Previously overcomplicated visualization
Rather than looking at each layer in detail, Adam wants us to now focus on the concept of correlation summarization. In the previous visualization:
- Weights are matrices (
weights_0_1
,weights_1_2
) - Layers are vectors (
layer_0
,layer_1
,layer_2
)
The simplified visualization
Think of neural networks as LEGO bricks, with each brick representing a vector or matrix. In the image below, the strips are vectors, and blocks are matrices.
Simplifying even further
The number of dimensions in a matrix is determined by the layers. Each matrix’s number of rows and columns has a direct relationship to the dimensions of the layers before and after them.
Going back to this example, we can infer that weights_0_1
is a 3x4 matrix because layer_0
has three dimensions, and layer_1
has four dimensions.
This neural network will adjust the weights to find correlation between layer_0
and layer_2
. The different configurations of weights and layers will have a strong impact on determining success at finding correlation.
The specific confguratino of weights and layers in a network is called its architecture.
Visualizing using letters instead of pictures
We can use simple algebra to explain what’s happening in these pictures. Let’s label each component of the network like this:
Let’s label layers with lowercase l, and weights with uppercase W. Then put a little subscript next to it so we know which layer or weight it’s referring to.
Linking the variables
Now we can combine the letters to indicate functions and operations.

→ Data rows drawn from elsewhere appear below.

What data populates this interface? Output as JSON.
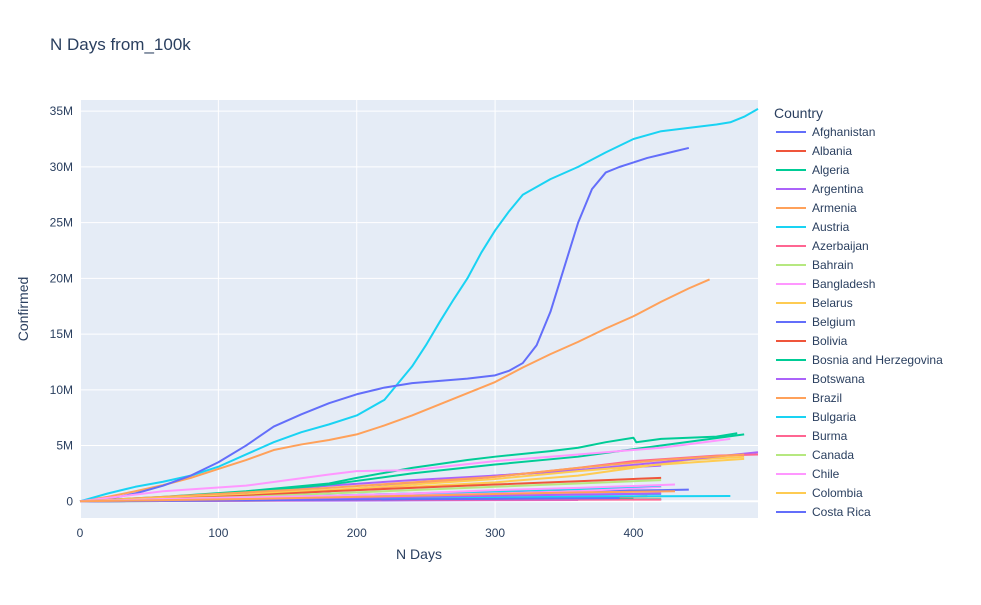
{
  "chart_data": {
    "type": "line",
    "title": "N Days from_100k",
    "xlabel": "N Days",
    "ylabel": "Confirmed",
    "xlim": [
      0,
      490
    ],
    "ylim": [
      -1500000,
      36000000
    ],
    "xticks": [
      0,
      100,
      200,
      300,
      400
    ],
    "xtick_labels": [
      "0",
      "100",
      "200",
      "300",
      "400"
    ],
    "yticks": [
      0,
      5000000,
      10000000,
      15000000,
      20000000,
      25000000,
      30000000,
      35000000
    ],
    "ytick_labels": [
      "0",
      "5M",
      "10M",
      "15M",
      "20M",
      "25M",
      "30M",
      "35M"
    ],
    "grid": true,
    "legend_title": "Country",
    "legend_position": "right",
    "series": [
      {
        "name": "Afghanistan",
        "color": "#636efa",
        "x": [
          0,
          60,
          120,
          180,
          240,
          300,
          360,
          420
        ],
        "y": [
          0,
          60000,
          90000,
          110000,
          130000,
          140000,
          150000,
          160000
        ]
      },
      {
        "name": "Albania",
        "color": "#EF553B",
        "x": [
          0,
          60,
          120,
          180,
          240,
          300,
          360,
          400
        ],
        "y": [
          0,
          40000,
          80000,
          120000,
          150000,
          170000,
          180000,
          190000
        ]
      },
      {
        "name": "Algeria",
        "color": "#00cc96",
        "x": [
          0,
          60,
          120,
          180,
          240,
          300,
          360,
          420
        ],
        "y": [
          0,
          50000,
          80000,
          100000,
          120000,
          140000,
          160000,
          180000
        ]
      },
      {
        "name": "Argentina",
        "color": "#ab63fa",
        "x": [
          0,
          60,
          120,
          180,
          240,
          300,
          360,
          420
        ],
        "y": [
          0,
          350000,
          800000,
          1400000,
          1900000,
          2300000,
          2800000,
          3200000
        ]
      },
      {
        "name": "Armenia",
        "color": "#FFA15A",
        "x": [
          0,
          60,
          120,
          180,
          240,
          300,
          350
        ],
        "y": [
          0,
          40000,
          80000,
          120000,
          160000,
          190000,
          210000
        ]
      },
      {
        "name": "Austria",
        "color": "#19d3f3",
        "x": [
          0,
          60,
          120,
          180,
          240,
          300,
          360,
          420
        ],
        "y": [
          0,
          50000,
          150000,
          300000,
          450000,
          550000,
          620000,
          650000
        ]
      },
      {
        "name": "Azerbaijan",
        "color": "#FF6692",
        "x": [
          0,
          60,
          120,
          180,
          240,
          300,
          360,
          400
        ],
        "y": [
          0,
          40000,
          90000,
          150000,
          230000,
          280000,
          320000,
          340000
        ]
      },
      {
        "name": "Bahrain",
        "color": "#B6E880",
        "x": [
          0,
          60,
          120,
          180,
          240,
          300,
          350
        ],
        "y": [
          0,
          30000,
          60000,
          90000,
          120000,
          150000,
          180000
        ]
      },
      {
        "name": "Bangladesh",
        "color": "#FF97FF",
        "x": [
          0,
          60,
          120,
          180,
          240,
          300,
          360,
          430
        ],
        "y": [
          0,
          150000,
          300000,
          450000,
          550000,
          650000,
          750000,
          1000000
        ]
      },
      {
        "name": "Belarus",
        "color": "#FECB52",
        "x": [
          0,
          60,
          120,
          180,
          240,
          300,
          360,
          420
        ],
        "y": [
          0,
          60000,
          120000,
          180000,
          250000,
          320000,
          380000,
          420000
        ]
      },
      {
        "name": "Belgium",
        "color": "#636efa",
        "x": [
          0,
          60,
          120,
          180,
          240,
          300,
          360,
          420,
          440
        ],
        "y": [
          0,
          100000,
          300000,
          500000,
          700000,
          800000,
          900000,
          1000000,
          1050000
        ]
      },
      {
        "name": "Bolivia",
        "color": "#EF553B",
        "x": [
          0,
          60,
          120,
          180,
          240,
          300,
          360,
          410
        ],
        "y": [
          0,
          50000,
          100000,
          140000,
          180000,
          250000,
          350000,
          450000
        ]
      },
      {
        "name": "Bosnia and Herzegovina",
        "color": "#00cc96",
        "x": [
          0,
          60,
          120,
          180,
          240,
          300,
          360,
          400
        ],
        "y": [
          0,
          30000,
          60000,
          90000,
          120000,
          160000,
          190000,
          200000
        ]
      },
      {
        "name": "Botswana",
        "color": "#ab63fa",
        "x": [
          0,
          60,
          120,
          180,
          240,
          300,
          360
        ],
        "y": [
          0,
          20000,
          40000,
          60000,
          80000,
          100000,
          120000
        ]
      },
      {
        "name": "Brazil",
        "color": "#FFA15A",
        "x": [
          0,
          20,
          40,
          60,
          80,
          100,
          120,
          140,
          160,
          180,
          200,
          220,
          240,
          260,
          280,
          300,
          320,
          340,
          360,
          380,
          400,
          420,
          440,
          455
        ],
        "y": [
          0,
          400000,
          900000,
          1450000,
          2100000,
          2900000,
          3700000,
          4600000,
          5100000,
          5500000,
          6000000,
          6800000,
          7700000,
          8700000,
          9700000,
          10700000,
          12000000,
          13200000,
          14300000,
          15500000,
          16600000,
          17900000,
          19100000,
          19900000
        ]
      },
      {
        "name": "Bulgaria",
        "color": "#19d3f3",
        "x": [
          0,
          60,
          120,
          180,
          240,
          300,
          360,
          420,
          470
        ],
        "y": [
          0,
          40000,
          90000,
          150000,
          250000,
          350000,
          420000,
          450000,
          470000
        ]
      },
      {
        "name": "Burma",
        "color": "#FF6692",
        "x": [
          0,
          60,
          120,
          180,
          240,
          300,
          360,
          420
        ],
        "y": [
          0,
          40000,
          80000,
          120000,
          140000,
          145000,
          150000,
          152000
        ]
      },
      {
        "name": "Canada",
        "color": "#B6E880",
        "x": [
          0,
          60,
          120,
          180,
          240,
          300,
          360,
          420
        ],
        "y": [
          0,
          150000,
          300000,
          450000,
          700000,
          900000,
          1100000,
          1300000
        ]
      },
      {
        "name": "Chile",
        "color": "#FF97FF",
        "x": [
          0,
          60,
          120,
          180,
          240,
          300,
          360,
          420
        ],
        "y": [
          0,
          200000,
          350000,
          450000,
          550000,
          700000,
          900000,
          1300000
        ]
      },
      {
        "name": "Colombia",
        "color": "#FECB52",
        "x": [
          0,
          60,
          120,
          180,
          240,
          300,
          360,
          400,
          440,
          480
        ],
        "y": [
          0,
          300000,
          700000,
          1000000,
          1300000,
          1700000,
          2300000,
          3000000,
          3700000,
          4000000
        ]
      },
      {
        "name": "Costa Rica",
        "color": "#636efa",
        "x": [
          0,
          60,
          120,
          180,
          240,
          300,
          360,
          390
        ],
        "y": [
          0,
          50000,
          100000,
          140000,
          180000,
          220000,
          260000,
          280000
        ]
      },
      {
        "name": "",
        "color": "#19d3f3",
        "x": [
          0,
          20,
          40,
          60,
          80,
          100,
          120,
          140,
          160,
          180,
          200,
          220,
          230,
          240,
          250,
          260,
          270,
          280,
          290,
          300,
          310,
          320,
          340,
          360,
          380,
          400,
          420,
          440,
          460,
          470,
          480,
          490
        ],
        "y": [
          0,
          700000,
          1300000,
          1750000,
          2300000,
          3100000,
          4200000,
          5300000,
          6200000,
          6900000,
          7700000,
          9100000,
          10600000,
          12100000,
          14000000,
          16100000,
          18100000,
          20000000,
          22300000,
          24300000,
          26000000,
          27500000,
          28900000,
          30000000,
          31300000,
          32500000,
          33200000,
          33500000,
          33800000,
          34000000,
          34500000,
          35200000
        ]
      },
      {
        "name": "",
        "color": "#636efa",
        "x": [
          0,
          20,
          40,
          60,
          80,
          100,
          120,
          140,
          160,
          180,
          200,
          220,
          240,
          260,
          280,
          300,
          310,
          320,
          330,
          340,
          350,
          360,
          370,
          380,
          390,
          400,
          410,
          420,
          430,
          440
        ],
        "y": [
          0,
          200000,
          700000,
          1400000,
          2300000,
          3500000,
          5000000,
          6700000,
          7800000,
          8800000,
          9600000,
          10200000,
          10600000,
          10800000,
          11000000,
          11300000,
          11700000,
          12400000,
          14000000,
          17000000,
          21000000,
          25000000,
          28000000,
          29500000,
          30000000,
          30400000,
          30800000,
          31100000,
          31400000,
          31700000
        ]
      },
      {
        "name": "",
        "color": "#00cc96",
        "x": [
          0,
          60,
          120,
          180,
          200,
          240,
          280,
          300,
          340,
          360,
          380,
          400,
          402,
          420,
          460,
          475
        ],
        "y": [
          0,
          400000,
          900000,
          1600000,
          2100000,
          3000000,
          3700000,
          4000000,
          4500000,
          4800000,
          5300000,
          5700000,
          5300000,
          5600000,
          5800000,
          6100000
        ]
      },
      {
        "name": "",
        "color": "#00cc96",
        "x": [
          0,
          60,
          120,
          180,
          240,
          300,
          360,
          420,
          480
        ],
        "y": [
          0,
          350000,
          800000,
          1500000,
          2500000,
          3300000,
          4000000,
          5000000,
          6000000
        ]
      },
      {
        "name": "",
        "color": "#ab63fa",
        "x": [
          0,
          60,
          120,
          180,
          240,
          300,
          360,
          420,
          490
        ],
        "y": [
          0,
          200000,
          500000,
          900000,
          1600000,
          2300000,
          2800000,
          3500000,
          4400000
        ]
      },
      {
        "name": "",
        "color": "#FF6692",
        "x": [
          0,
          60,
          120,
          180,
          240,
          300,
          360,
          400,
          460,
          490
        ],
        "y": [
          0,
          300000,
          600000,
          900000,
          1500000,
          2200000,
          3000000,
          3600000,
          4100000,
          4200000
        ]
      },
      {
        "name": "",
        "color": "#FF97FF",
        "x": [
          0,
          60,
          120,
          180,
          200,
          240,
          300,
          360,
          420,
          470
        ],
        "y": [
          0,
          900000,
          1400000,
          2400000,
          2700000,
          2800000,
          3600000,
          4200000,
          4800000,
          5600000
        ]
      },
      {
        "name": "",
        "color": "#FFA15A",
        "x": [
          0,
          60,
          120,
          180,
          240,
          300,
          360,
          420,
          480
        ],
        "y": [
          0,
          400000,
          800000,
          1200000,
          1700000,
          2200000,
          3000000,
          3700000,
          4200000
        ]
      },
      {
        "name": "",
        "color": "#FECB52",
        "x": [
          0,
          60,
          120,
          180,
          240,
          300,
          360,
          420,
          480
        ],
        "y": [
          0,
          300000,
          600000,
          1000000,
          1500000,
          2000000,
          2700000,
          3300000,
          3800000
        ]
      },
      {
        "name": "",
        "color": "#EF553B",
        "x": [
          0,
          60,
          120,
          180,
          240,
          300,
          360,
          420
        ],
        "y": [
          0,
          200000,
          500000,
          900000,
          1200000,
          1500000,
          1800000,
          2100000
        ]
      },
      {
        "name": "",
        "color": "#B6E880",
        "x": [
          0,
          60,
          120,
          180,
          240,
          300,
          360,
          420
        ],
        "y": [
          0,
          200000,
          400000,
          700000,
          1000000,
          1300000,
          1600000,
          1900000
        ]
      },
      {
        "name": "",
        "color": "#19d3f3",
        "x": [
          0,
          60,
          120,
          180,
          240,
          300,
          360,
          420
        ],
        "y": [
          0,
          150000,
          300000,
          500000,
          700000,
          900000,
          1100000,
          1400000
        ]
      },
      {
        "name": "",
        "color": "#ab63fa",
        "x": [
          0,
          60,
          120,
          180,
          240,
          300,
          360,
          420
        ],
        "y": [
          0,
          100000,
          200000,
          300000,
          400000,
          500000,
          600000,
          700000
        ]
      },
      {
        "name": "",
        "color": "#FF97FF",
        "x": [
          0,
          60,
          120,
          180,
          240,
          300,
          360,
          430
        ],
        "y": [
          0,
          200000,
          350000,
          500000,
          700000,
          1000000,
          1200000,
          1500000
        ]
      },
      {
        "name": "",
        "color": "#FFA15A",
        "x": [
          0,
          60,
          120,
          180,
          240,
          300,
          360,
          430
        ],
        "y": [
          0,
          100000,
          200000,
          350000,
          500000,
          650000,
          800000,
          900000
        ]
      }
    ]
  }
}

Vector-matrix multiplication
-
Take layer 0 vector, and perform vector matrix multiplication with weight matrix 0: $$l _ { 0 }W _ { 0 }$$
-
Same thing, but using layer vector 1 and weight matrix 1: $$l _ { 1 }W _ { 1 }$$
Create assignments, and apply functions:
-
Create layer 1 by taking layer 0 vector, and perform vector matrix multiplication with weight matrix 0. Then perform relu function on the output: $$l _ { 1 } = relu(l _ { 0 }W _ { 0 })$$
-
Create layer 2 by taking layer 1 vector and perform vector matrix multiplication against weight matrix 1: $$l _ { 2 } = l _ { 1 } W _ { 1 }$$
All together in 1 line!
$$l _ { 2 } = r e l u \left( l _ { 0 } W _ { 0 } \right) W _ { 1 }$$
Everything side by side
Here’s the visualization, algebra formula, and Python code all together for forward propogation!
Python
layer_2 = relu(layer_0.dot(weights_0_1)).dot(weights_1_2)
Algebra
$$l _ { 2 } = r e l u \left( l _ { 0 } W _ { 0 } \right) W _ { 1 }$$
Visualization
Key takeaway
“Good neural architectures channel signal so that correlation is easy to discover. Great architectures also filter noise to prevent overfitting."